Article in ‘Running Rugby’ in May 2008

"Tax doesn't have to be taxing," according to the presenter in the rather amusing TV advert on behalf of HMRC promoting the submission of tax returns on time. Perhaps his tag line should be “Tax is not meant to be taxing.” Often, even if you know the tax treatment of certain items, the form does not cater for them.

But what about when you don’t even know the correct tax treatment of a particular item? For example, when a sports star is granted a benefit match, are the proceeds in whole or in part taxable? It’s worth noting that there’s a document on the HMRC website entitled, “Tax treatment of rugby and soccer players: benefit matches.”

This year there has already been a focus by HMRC on benefit years. I understand that a number of sports clubs, mainly cricket, rugby and soccer have received a request for information from HMRC on all players who received a benefit or testimonial year within the last six years.

It is, therefore, fair to assume that it is an area from which HMRC considers there may be an ability to raise significant revenue for the Exchequer. It is important to make sure that benefit years are established properly.

Before examining the tax consequences it is necessary to understand the usual form for rewarding a player for his loyalty and dedication by granting a testimonial season. Usually the player’s benefit or testimonial year will be run by a committee. The composition of the committee will vary according to the player.

I believe the committee for Alex Ferguson’s testimonial included his accountant. In my view, this was a wise choice, as testimonials are a grey area of tax law and need to be handled very carefully. The player cannot himself have initiated the testimonial, nor can his club have been involved in organising it, because it can then be classed as remuneration earned from employment and would therefore be taxable.

I understand that Sir Alex renegotiated his contract with Manchester United prior to the testimonial year.

There would have been nothing in the contract about a right to a testimonial year, otherwise HMRC would have been knocking on the door claiming that, as a contractual right, it was not tax free. This is the first major area where HMRC will focus.

Not only do their manuals tell the Inspectors to ascertain the details of the contract of employment but they also state that there may be an oral agreement that a particular club will grant a testimonial after a specific period of service. Clubs, players and agents should be very careful when agreeing that a particular player will be granted a testimonial. Some of the direct tax cases on this area are quite old but many of the principles are valid.

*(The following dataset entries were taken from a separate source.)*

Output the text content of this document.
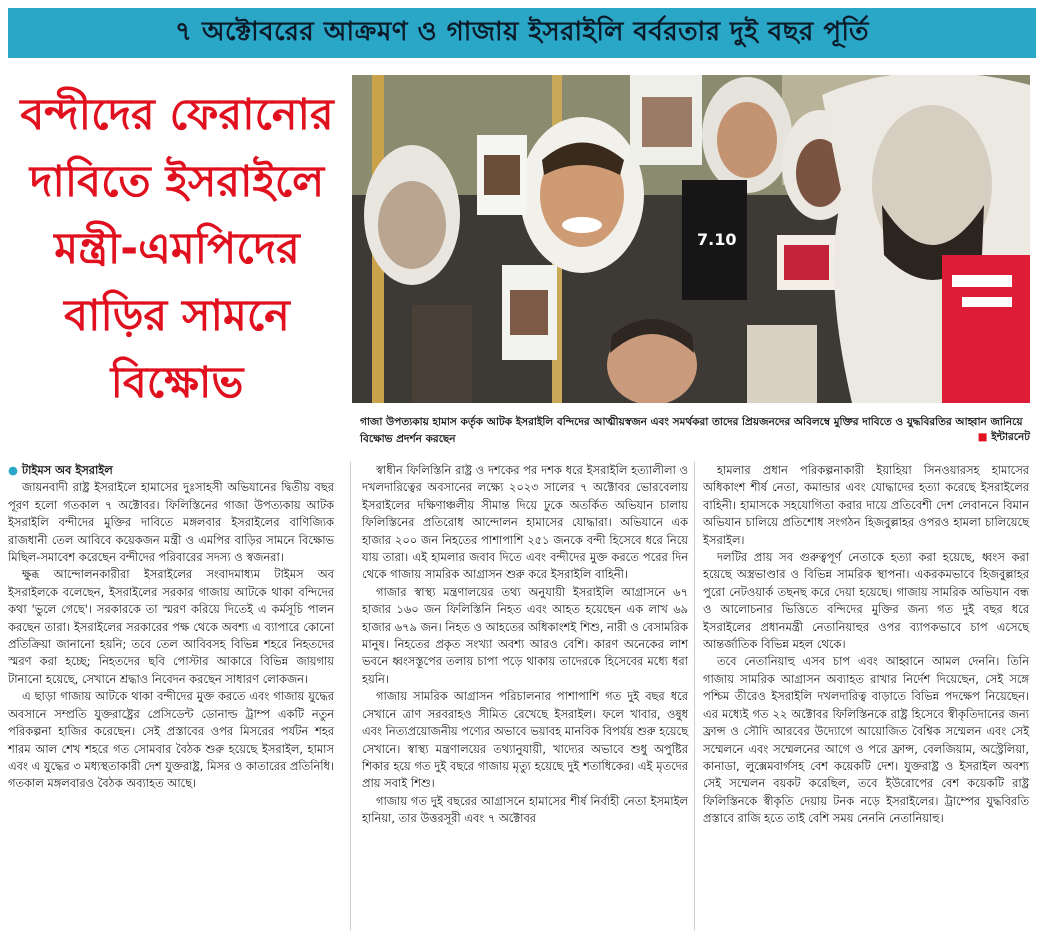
৭ অক্টোবরের আক্রমণ ও গাজায় ইসরাইলি বর্বরতার দুই বছর পূর্তি
বন্দীদের ফেরানোর দাবিতে ইসরাইলে মন্ত্রী-এমপিদের বাড়ির সামনে বিক্ষোভ
7.10
গাজা উপত্যকায় হামাস কর্তৃক আটক ইসরাইলি বন্দিদের আত্মীয়স্বজন এবং সমর্থকরা তাদের প্রিয়জনদের অবিলম্বে মুক্তির দাবিতে ও যুদ্ধবিরতির আহ্বান জানিয়ে বিক্ষোভ প্রদর্শন করছেন	■ ইন্টারনেট

● টাইমস অব ইসরাইল

জায়নবাদী রাষ্ট্র ইসরাইলে হামাসের দুঃসাহসী অভিযানের দ্বিতীয় বছর পূরণ হলো গতকাল ৭ অক্টোবর। ফিলিস্তিনের গাজা উপত্যকায় আটক ইসরাইলি বন্দীদের মুক্তির দাবিতে মঙ্গলবার ইসরাইলের বাণিজ্যিক রাজধানী তেল আবিবে কয়েকজন মন্ত্রী ও এমপির বাড়ির সামনে বিক্ষোভ মিছিল-সমাবেশ করেছেন বন্দীদের পরিবারের সদস্য ও স্বজনরা।

ক্ষুব্ধ আন্দোলনকারীরা ইসরাইলের সংবাদমাধ্যম টাইমস অব ইসরাইলকে বলেছেন, ইসরাইলের সরকার গাজায় আটকে থাকা বন্দিদের কথা 'ভুলে গেছে'। সরকারকে তা স্মরণ করিয়ে দিতেই এ কর্মসূচি পালন করছেন তারা। ইসরাইলের সরকারের পক্ষ থেকে অবশ্য এ ব্যাপারে কোনো প্রতিক্রিয়া জানানো হয়নি; তবে তেল আবিবসহ বিভিন্ন শহরে নিহতদের স্মরণ করা হচ্ছে; নিহতদের ছবি পোস্টার আকারে বিভিন্ন জায়গায় টানানো হয়েছে, সেখানে শ্রদ্ধাও নিবেদন করছেন সাধারণ লোকজন।

এ ছাড়া গাজায় আটকে থাকা বন্দীদের মুক্ত করতে এবং গাজায় যুদ্ধের অবসানে সম্প্রতি যুক্তরাষ্ট্রের প্রেসিডেন্ট ডোনাল্ড ট্রাম্প একটি নতুন পরিকল্পনা হাজির করেছেন। সেই প্রস্তাবের ওপর মিসরের পর্যটন শহর শারম আল শেখ শহরে গত সোমবার বৈঠক শুরু হয়েছে ইসরাইল, হামাস এবং এ যুদ্ধের ৩ মধ্যস্থতাকারী দেশ যুক্তরাষ্ট্র, মিসর ও কাতারের প্রতিনিধি। গতকাল মঙ্গলবারও বৈঠক অব্যাহত আছে।

স্বাধীন ফিলিস্তিনি রাষ্ট্র ও দশকের পর দশক ধরে ইসরাইলি হত্যালীলা ও দখলদারিত্বের অবসানের লক্ষ্যে ২০২৩ সালের ৭ অক্টোবর ভোরবেলায় ইসরাইলের দক্ষিণাঞ্চলীয় সীমান্ত দিয়ে ঢুকে অতর্কিত অভিযান চালায় ফিলিস্তিনের প্রতিরোধ আন্দোলন হামাসের যোদ্ধারা। অভিযানে এক হাজার ২০০ জন নিহতের পাশাপাশি ২৫১ জনকে বন্দী হিসেবে ধরে নিয়ে যায় তারা। এই হামলার জবাব দিতে এবং বন্দীদের মুক্ত করতে পরের দিন থেকে গাজায় সামরিক আগ্রাসন শুরু করে ইসরাইলি বাহিনী।

গাজার স্বাস্থ্য মন্ত্রণালয়ের তথ্য অনুযায়ী ইসরাইলি আগ্রাসনে ৬৭ হাজার ১৬০ জন ফিলিস্তিনি নিহত এবং আহত হয়েছেন এক লাখ ৬৯ হাজার ৬৭৯ জন। নিহত ও আহতের অধিকাংশই শিশু, নারী ও বেসামরিক মানুষ। নিহতের প্রকৃত সংখ্যা অবশ্য আরও বেশি। কারণ অনেকের লাশ ভবনে ধ্বংসস্তূপের তলায় চাপা পড়ে থাকায় তাদেরকে হিসেবের মধ্যে ধরা হয়নি।

গাজায় সামরিক আগ্রাসন পরিচালনার পাশাপাশি গত দুই বছর ধরে সেখানে ত্রাণ সরবরাহও সীমিত রেখেছে ইসরাইল। ফলে খাবার, ওষুধ এবং নিত্যপ্রয়োজনীয় পণ্যের অভাবে ভয়াবহ মানবিক বিপর্যয় শুরু হয়েছে সেখানে। স্বাস্থ্য মন্ত্রণালয়ের তথ্যানুযায়ী, খাদ্যের অভাবে শুধু অপুষ্টির শিকার হয়ে গত দুই বছরে গাজায় মৃত্যু হয়েছে দুই শতাধিকের। এই মৃতদের প্রায় সবাই শিশু।

গাজায় গত দুই বছরের আগ্রাসনে হামাসের শীর্ষ নির্বাহী নেতা ইসমাইল হানিয়া, তার উত্তরসূরী এবং ৭ অক্টোবর

হামলার প্রধান পরিকল্পনাকারী ইয়াহিয়া সিনওয়ারসহ হামাসের অধিকাংশ শীর্ষ নেতা, কমান্ডার এবং যোদ্ধাদের হত্যা করেছে ইসরাইলের বাহিনী। হামাসকে সহযোগিতা করার দায়ে প্রতিবেশী দেশ লেবাননে বিমান অভিযান চালিয়ে প্রতিশোধ সংগঠন হিজবুল্লাহর ওপরও হামলা চালিয়েছে ইসরাইল।

দলটির প্রায় সব গুরুত্বপূর্ণ নেতাকে হত্যা করা হয়েছে, ধ্বংস করা হয়েছে অস্ত্রভাণ্ডার ও বিভিন্ন সামরিক স্থাপনা। একরকমভাবে হিজবুল্লাহর পুরো নেটওয়ার্ক তছনছ করে দেয়া হয়েছে। গাজায় সামরিক অভিযান বন্ধ ও আলোচনার ভিত্তিতে বন্দিদের মুক্তির জন্য গত দুই বছর ধরে ইসরাইলের প্রধানমন্ত্রী নেতানিয়াহুর ওপর ব্যাপকভাবে চাপ এসেছে আন্তর্জাতিক বিভিন্ন মহল থেকে।

তবে নেতানিয়াহু এসব চাপ এবং আহ্বানে আমল দেননি। তিনি গাজায় সামরিক আগ্রাসন অব্যাহত রাখার নির্দেশ দিয়েছেন, সেই সঙ্গে পশ্চিম তীরেও ইসরাইলি দখলদারিত্ব বাড়াতে বিভিন্ন পদক্ষেপ নিয়েছেন। এর মধ্যেই গত ২২ অক্টোবর ফিলিস্তিনকে রাষ্ট্র হিসেবে স্বীকৃতিদানের জন্য ফ্রান্স ও সৌদি আরবের উদ্যোগে আয়োজিত বৈশ্বিক সম্মেলন এবং সেই সম্মেলনে এবং সম্মেলনের আগে ও পরে ফ্রান্স, বেলজিয়াম, অস্ট্রেলিয়া, কানাডা, লুক্সেমবার্গসহ বেশ কয়েকটি দেশ। যুক্তরাষ্ট্র ও ইসরাইল অবশ্য সেই সম্মেলন বয়কট করেছিল, তবে ইউরোপের বেশ কয়েকটি রাষ্ট্র ফিলিস্তিনকে স্বীকৃতি দেয়ায় টনক নড়ে ইসরাইলের। ট্রাম্পের যুদ্ধবিরতি প্রস্তাবে রাজি হতে তাই বেশি সময় নেননি নেতানিয়াহু।
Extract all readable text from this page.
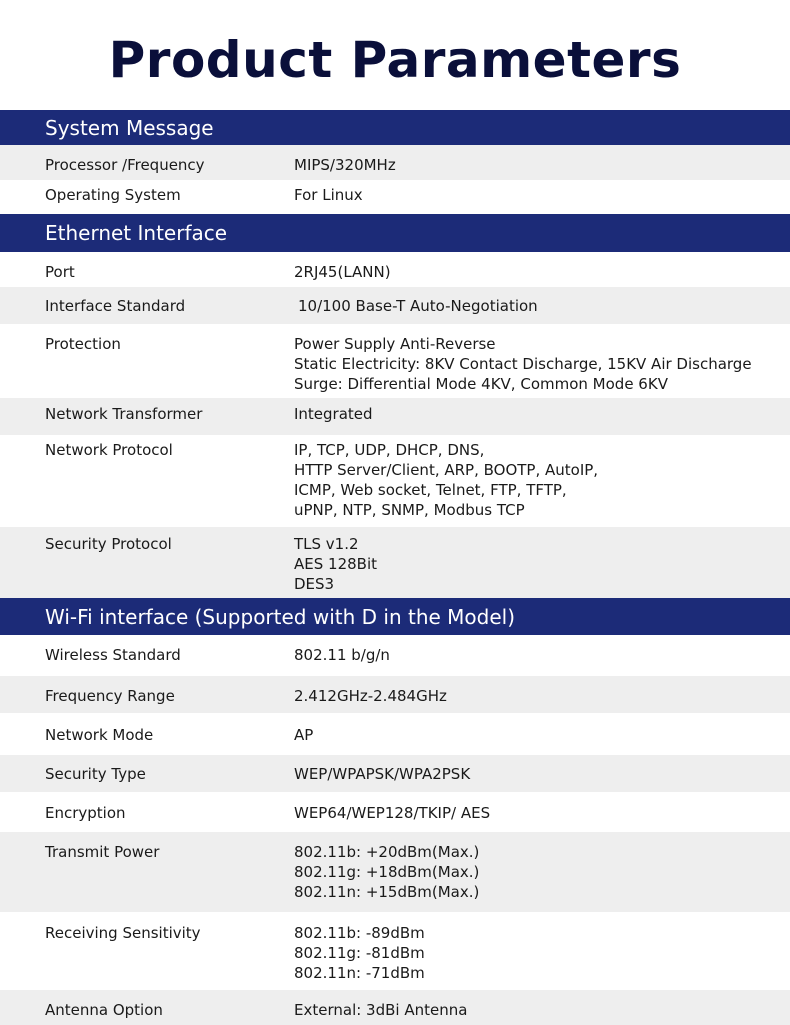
Product Parameters
System Message
Processor /Frequency	MIPS/320MHz
Operating System	For Linux
Ethernet Interface
Port	2RJ45(LANN)
Interface Standard	10/100 Base-T Auto-Negotiation
Protection	Power Supply Anti-Reverse
Static Electricity: 8KV Contact Discharge, 15KV Air Discharge
Surge: Differential Mode 4KV, Common Mode 6KV
Network Transformer	Integrated
Network Protocol	IP, TCP, UDP, DHCP, DNS,
HTTP Server/Client, ARP, BOOTP, AutoIP,
ICMP, Web socket, Telnet, FTP, TFTP,
uPNP, NTP, SNMP, Modbus TCP
Security Protocol	TLS v1.2
AES 128Bit
DES3
Wi-Fi interface (Supported with D in the Model)
Wireless Standard	802.11 b/g/n
Frequency Range	2.412GHz-2.484GHz
Network Mode	AP
Security Type	WEP/WPAPSK/WPA2PSK
Encryption	WEP64/WEP128/TKIP/ AES
Transmit Power	802.11b: +20dBm(Max.)
802.11g: +18dBm(Max.)
802.11n: +15dBm(Max.)
Receiving Sensitivity	802.11b: -89dBm
802.11g: -81dBm
802.11n: -71dBm
Antenna Option	External: 3dBi Antenna
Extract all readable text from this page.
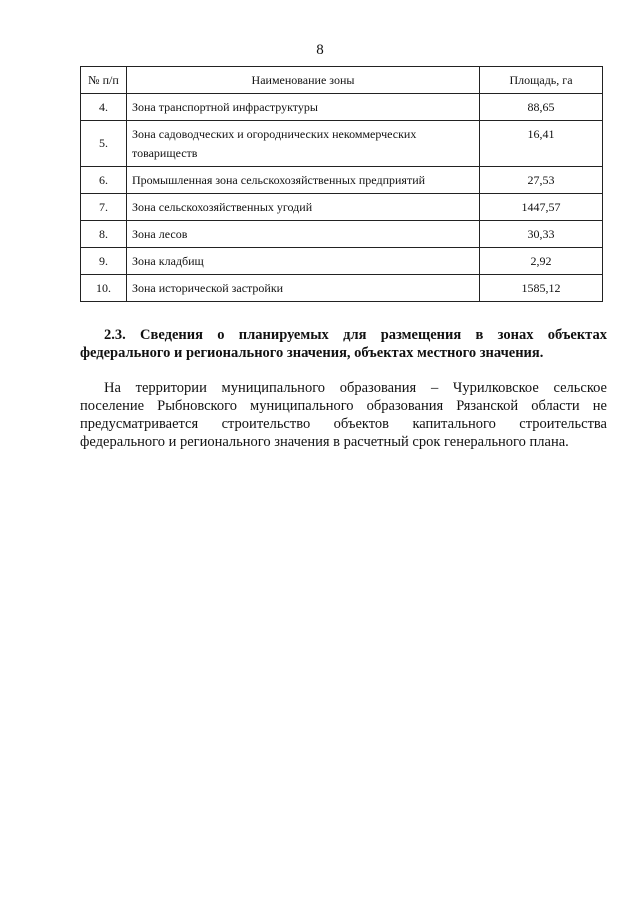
8
№ п/п	Наименование зоны	Площадь, га
4.	Зона транспортной инфраструктуры	88,65
5.	Зона садоводческих и огороднических некоммерческих товариществ	16,41
6.	Промышленная зона сельскохозяйственных предприятий	27,53
7.	Зона сельскохозяйственных угодий	1447,57
8.	Зона лесов	30,33
9.	Зона кладбищ	2,92
10.	Зона исторической застройки	1585,12
2.3. Сведения о планируемых для размещения в зонах объектах федерального и регионального значения, объектах местного значения.
На территории муниципального образования – Чурилковское сельское поселение Рыбновского муниципального образования Рязанской области не предусматривается строительство объектов капитального строительства федерального и регионального значения в расчетный срок генерального плана.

One such case concerned an automatic arrangement whereby a football player received his testimonial after five years and the second after ten. This was held to part of his remuneration and therefore subject to income tax.

Another case involved a cricketer and his right to receive monies collected at matches where 50 runs were scored, as well as other achievements. These were also held to be received by virtue of his employment, and thus taxable.

It can therefore be seen that both contractual rights and funds received from the club, or at its behest, will be a problem and should be avoided.

On the positive side, the Inland Revenue has said that it looks at the circumstance of each case very carefully. If it is factually correct that benefit monies were not earned as part of a contract of employment then no tax is due.

However, recently, HMRC and the press have identified a potential area for attack; namely whether or not the testimonial committee is itself trading or in business. The comments have had three strands.

Firstly, HMRC has formed the opinion that committees organising and staging events during the testimonial year may be 'trading'. If they are trading then the committee members could be liable for any corporation tax due on any profits.

Secondly, the committee could be deemed to be in business. This gives rise to a liability to register and charge VAT on events such as testimonial match admission and dinners, where this income exceeds the VAT registration threshold, although it will facilitate the recovery of related VAT on expenditure.

In the past, different organising committees have utilised different structures. However, there was a case, albeit not recently, in which an organising committee was considered to be in business for VAT purposes and therefore would have to be VAT registered. I believe it would be difficult to argue against VAT registration, where the organising committee has admission income above the VAT threshold.

The third area of focus concerns the past - namely six years for tax and three years for VAT. This will need to be dealt with on a case by case basis.

Over the last few years, the need for a benefit year at the top end of football has abated somewhat. This is partly because footballers have become used to substantial salaries and partly because the likes of Sir Trevor Brooking have put pressure on the football world to restrict them to the really needy and deserving cases such as career ending injuries. However, in most cases cricketers and rugby players earn far less and would not welcome an unexpected tax assessment.

Some years ago, what is now HMRC, issued a brief to the charity sector dealing with both direct tax and VAT. It would be very useful if HMRC could put together something similar for testimonials for sports players. In the meantime, any testimonial committees should make certain that they have appropriate tax and finance advice on the committee, especially as the rules of practice that have operated for many years by HMRC may change.

The most problematic issue concerns whether the organising committee is subject to corporation tax and on what particular profits. It may be that this issue is not resolved until a test case is decided. However, from April 2008, it is possible to obtain clearance from HMRC - so at least you can avoid taking a leap in the dark.